On this day I listened to Joan blogtalkradio show again. I signed up for Gina’s Mental Mastery mini course. It’s a seven day course to learn how to set goals and achieve them (in a nutshell).
So I started writing down what I would like my life to look like. I noticed that I wrote down a lot of feeling goals. Of course I desire to live a debt free prosperous life. According to Gina I don’t have to worry about how my goals will be reached, the Universe takes care of that.
I feel like I’m really close to the next level. And after listening to the answers Joan and Gina gave to my questions I realize that what has been holding me back all this time is me or better said the identity factor.
I am so used to being at this level that it’s not easy to move out of that. I guess all I can do is do something every day to change just a little.
I listened to the BSFF treatment for month 3 again and I listened to an audio I bought some time ago by Joan about aloneness. I am definitely expressing aloneness through my money.
I have connected to some other people on Facebook and I do have some female friends here in Kuwait, but I don’t feel like I can be me with them. Although there’s one who seems interested in the things I am interested in, but we don’t get to talk much. She offered to start a book club, but I don’t know how serious she is about that. I guess I’ll have to find out.
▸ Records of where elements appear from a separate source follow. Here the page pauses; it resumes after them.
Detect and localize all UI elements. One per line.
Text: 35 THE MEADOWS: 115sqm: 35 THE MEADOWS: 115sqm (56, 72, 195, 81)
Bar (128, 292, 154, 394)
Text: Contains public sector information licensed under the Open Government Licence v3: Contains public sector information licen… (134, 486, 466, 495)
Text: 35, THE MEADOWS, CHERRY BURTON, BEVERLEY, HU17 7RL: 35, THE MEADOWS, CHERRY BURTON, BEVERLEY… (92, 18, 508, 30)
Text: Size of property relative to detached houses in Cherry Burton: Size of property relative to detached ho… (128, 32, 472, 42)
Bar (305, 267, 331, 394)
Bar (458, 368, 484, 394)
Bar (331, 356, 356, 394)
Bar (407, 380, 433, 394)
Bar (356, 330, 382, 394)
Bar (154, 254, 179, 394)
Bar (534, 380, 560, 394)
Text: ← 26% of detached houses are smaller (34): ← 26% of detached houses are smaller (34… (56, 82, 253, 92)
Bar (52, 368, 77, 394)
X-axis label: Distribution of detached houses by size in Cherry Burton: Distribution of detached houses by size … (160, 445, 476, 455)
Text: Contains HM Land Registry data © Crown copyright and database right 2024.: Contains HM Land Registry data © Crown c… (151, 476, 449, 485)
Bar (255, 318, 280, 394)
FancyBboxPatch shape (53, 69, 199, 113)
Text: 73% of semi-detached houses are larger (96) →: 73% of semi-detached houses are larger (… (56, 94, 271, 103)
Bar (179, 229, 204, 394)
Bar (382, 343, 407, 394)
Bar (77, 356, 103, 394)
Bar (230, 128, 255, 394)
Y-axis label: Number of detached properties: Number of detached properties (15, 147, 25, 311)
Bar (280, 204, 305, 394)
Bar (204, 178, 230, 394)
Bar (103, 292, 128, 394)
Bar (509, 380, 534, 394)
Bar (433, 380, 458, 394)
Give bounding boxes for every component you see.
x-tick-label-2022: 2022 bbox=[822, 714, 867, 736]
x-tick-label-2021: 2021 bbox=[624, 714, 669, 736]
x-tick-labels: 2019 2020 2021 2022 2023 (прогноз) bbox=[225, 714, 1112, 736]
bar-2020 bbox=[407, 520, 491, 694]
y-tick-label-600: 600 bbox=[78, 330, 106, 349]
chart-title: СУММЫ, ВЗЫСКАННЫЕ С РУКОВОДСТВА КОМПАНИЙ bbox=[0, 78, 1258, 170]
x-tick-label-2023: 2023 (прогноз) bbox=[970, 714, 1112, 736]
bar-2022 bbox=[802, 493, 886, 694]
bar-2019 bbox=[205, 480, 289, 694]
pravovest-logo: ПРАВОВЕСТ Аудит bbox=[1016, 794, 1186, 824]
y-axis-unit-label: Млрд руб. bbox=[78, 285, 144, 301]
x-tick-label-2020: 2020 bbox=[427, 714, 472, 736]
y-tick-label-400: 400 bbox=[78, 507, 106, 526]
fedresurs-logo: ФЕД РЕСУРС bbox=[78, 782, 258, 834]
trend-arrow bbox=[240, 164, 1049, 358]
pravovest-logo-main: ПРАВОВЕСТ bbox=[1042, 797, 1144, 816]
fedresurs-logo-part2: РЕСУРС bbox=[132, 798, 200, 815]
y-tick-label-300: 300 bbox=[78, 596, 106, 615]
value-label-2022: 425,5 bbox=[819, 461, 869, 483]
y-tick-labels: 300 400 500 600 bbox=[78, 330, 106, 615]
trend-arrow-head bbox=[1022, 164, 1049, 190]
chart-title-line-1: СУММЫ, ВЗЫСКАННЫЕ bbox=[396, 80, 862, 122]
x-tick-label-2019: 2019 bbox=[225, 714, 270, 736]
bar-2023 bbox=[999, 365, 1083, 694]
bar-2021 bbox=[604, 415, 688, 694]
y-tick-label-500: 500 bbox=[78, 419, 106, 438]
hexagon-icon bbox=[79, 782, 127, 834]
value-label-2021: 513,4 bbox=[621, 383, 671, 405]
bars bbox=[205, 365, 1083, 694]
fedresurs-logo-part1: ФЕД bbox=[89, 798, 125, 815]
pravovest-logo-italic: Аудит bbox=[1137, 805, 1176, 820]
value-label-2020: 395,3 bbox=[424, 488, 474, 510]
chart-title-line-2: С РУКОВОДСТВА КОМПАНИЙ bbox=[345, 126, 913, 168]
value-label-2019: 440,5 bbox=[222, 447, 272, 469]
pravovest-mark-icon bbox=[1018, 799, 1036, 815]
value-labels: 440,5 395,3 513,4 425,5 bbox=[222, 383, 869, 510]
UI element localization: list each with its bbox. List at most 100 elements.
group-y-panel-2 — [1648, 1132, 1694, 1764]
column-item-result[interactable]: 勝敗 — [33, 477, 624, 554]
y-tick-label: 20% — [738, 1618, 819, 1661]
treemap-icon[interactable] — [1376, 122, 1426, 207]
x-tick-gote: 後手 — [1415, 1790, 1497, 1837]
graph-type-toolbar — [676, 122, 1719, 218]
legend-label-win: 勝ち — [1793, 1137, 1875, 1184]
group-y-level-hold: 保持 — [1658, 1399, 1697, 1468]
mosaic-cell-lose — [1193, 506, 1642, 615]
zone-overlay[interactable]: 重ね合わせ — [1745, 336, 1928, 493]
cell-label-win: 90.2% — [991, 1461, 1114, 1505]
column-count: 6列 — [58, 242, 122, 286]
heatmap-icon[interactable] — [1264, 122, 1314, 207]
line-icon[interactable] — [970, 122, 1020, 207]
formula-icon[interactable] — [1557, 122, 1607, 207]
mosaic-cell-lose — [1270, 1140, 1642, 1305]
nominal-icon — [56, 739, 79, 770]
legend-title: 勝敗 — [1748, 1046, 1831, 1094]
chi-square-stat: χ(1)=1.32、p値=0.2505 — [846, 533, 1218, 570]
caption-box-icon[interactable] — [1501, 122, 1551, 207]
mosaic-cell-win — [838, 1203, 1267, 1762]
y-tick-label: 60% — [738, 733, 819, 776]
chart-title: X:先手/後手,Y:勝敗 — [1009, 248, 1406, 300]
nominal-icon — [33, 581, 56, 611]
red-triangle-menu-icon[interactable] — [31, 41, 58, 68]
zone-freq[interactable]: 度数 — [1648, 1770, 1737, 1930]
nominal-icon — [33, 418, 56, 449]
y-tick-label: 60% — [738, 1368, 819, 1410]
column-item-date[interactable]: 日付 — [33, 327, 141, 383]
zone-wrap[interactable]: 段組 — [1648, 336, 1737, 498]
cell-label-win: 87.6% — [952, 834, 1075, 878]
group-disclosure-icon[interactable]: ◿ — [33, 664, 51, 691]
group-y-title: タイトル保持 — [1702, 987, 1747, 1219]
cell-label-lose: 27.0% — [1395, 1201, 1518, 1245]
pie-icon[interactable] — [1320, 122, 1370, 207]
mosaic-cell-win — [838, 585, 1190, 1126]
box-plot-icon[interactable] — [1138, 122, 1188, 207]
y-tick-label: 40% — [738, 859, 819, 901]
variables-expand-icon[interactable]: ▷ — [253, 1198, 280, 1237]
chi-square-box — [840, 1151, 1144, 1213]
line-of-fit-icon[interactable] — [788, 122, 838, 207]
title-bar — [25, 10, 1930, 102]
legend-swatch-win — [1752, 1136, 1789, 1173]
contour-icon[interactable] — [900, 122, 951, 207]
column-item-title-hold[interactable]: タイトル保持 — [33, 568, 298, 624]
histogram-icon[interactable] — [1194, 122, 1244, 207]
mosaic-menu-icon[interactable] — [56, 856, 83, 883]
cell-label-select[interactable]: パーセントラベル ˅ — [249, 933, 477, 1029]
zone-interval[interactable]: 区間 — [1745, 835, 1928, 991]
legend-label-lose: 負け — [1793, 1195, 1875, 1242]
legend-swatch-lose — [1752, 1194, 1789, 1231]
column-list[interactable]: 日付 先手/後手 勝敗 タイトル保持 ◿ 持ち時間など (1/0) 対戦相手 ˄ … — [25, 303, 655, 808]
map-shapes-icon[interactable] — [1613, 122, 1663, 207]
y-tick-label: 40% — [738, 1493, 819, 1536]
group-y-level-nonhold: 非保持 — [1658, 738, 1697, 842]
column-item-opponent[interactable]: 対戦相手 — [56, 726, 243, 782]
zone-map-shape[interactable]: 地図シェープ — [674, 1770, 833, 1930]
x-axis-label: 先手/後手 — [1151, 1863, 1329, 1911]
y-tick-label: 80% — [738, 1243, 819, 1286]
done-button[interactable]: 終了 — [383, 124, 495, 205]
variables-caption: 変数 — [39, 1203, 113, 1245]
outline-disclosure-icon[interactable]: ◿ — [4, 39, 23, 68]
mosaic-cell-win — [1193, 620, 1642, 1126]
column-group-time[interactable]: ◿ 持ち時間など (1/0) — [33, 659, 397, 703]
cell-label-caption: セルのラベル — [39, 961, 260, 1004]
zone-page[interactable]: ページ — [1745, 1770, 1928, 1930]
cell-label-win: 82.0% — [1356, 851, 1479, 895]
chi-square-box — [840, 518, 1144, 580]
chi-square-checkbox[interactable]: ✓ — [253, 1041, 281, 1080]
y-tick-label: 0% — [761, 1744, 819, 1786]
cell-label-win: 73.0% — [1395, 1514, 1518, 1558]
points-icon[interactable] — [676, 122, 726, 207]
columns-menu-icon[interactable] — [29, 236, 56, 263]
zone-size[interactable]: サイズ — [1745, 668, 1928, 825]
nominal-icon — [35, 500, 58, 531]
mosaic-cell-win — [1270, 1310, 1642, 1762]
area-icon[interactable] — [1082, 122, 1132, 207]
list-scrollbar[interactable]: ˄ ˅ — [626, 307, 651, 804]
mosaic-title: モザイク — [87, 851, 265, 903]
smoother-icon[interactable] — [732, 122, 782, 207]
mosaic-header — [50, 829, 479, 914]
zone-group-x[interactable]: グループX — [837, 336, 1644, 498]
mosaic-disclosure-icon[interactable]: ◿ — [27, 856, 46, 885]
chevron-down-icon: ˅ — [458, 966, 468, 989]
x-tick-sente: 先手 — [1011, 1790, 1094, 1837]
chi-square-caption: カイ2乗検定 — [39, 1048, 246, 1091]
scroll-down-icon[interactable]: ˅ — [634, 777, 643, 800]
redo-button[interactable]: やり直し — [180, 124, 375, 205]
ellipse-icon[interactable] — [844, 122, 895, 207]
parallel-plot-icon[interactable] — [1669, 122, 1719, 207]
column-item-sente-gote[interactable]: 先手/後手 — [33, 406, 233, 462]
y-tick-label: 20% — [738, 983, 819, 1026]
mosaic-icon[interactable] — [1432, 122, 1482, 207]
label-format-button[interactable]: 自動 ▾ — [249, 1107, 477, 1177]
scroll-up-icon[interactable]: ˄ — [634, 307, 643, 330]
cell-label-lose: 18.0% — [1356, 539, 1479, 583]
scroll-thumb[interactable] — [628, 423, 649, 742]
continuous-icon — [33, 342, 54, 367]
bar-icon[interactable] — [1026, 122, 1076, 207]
When it comes to aloneness I can say that I wish I knew why I prefer being alone. Joan spoke about being afraid of being left alone, and sometimes I can see that in myself, but there’s times when I don’t.
I like being by myself. Ever since I was a little girl I’d be in my room studying, reading books and felt fine. Although I did want to play with others, I always felt left out.
It doesn’t really matter where this wanting to be alone comes from I want to get rid of it. I’d like to be able to make friends and meet people I can really relate to. Who’ll support me and make me feel loved and appreciated.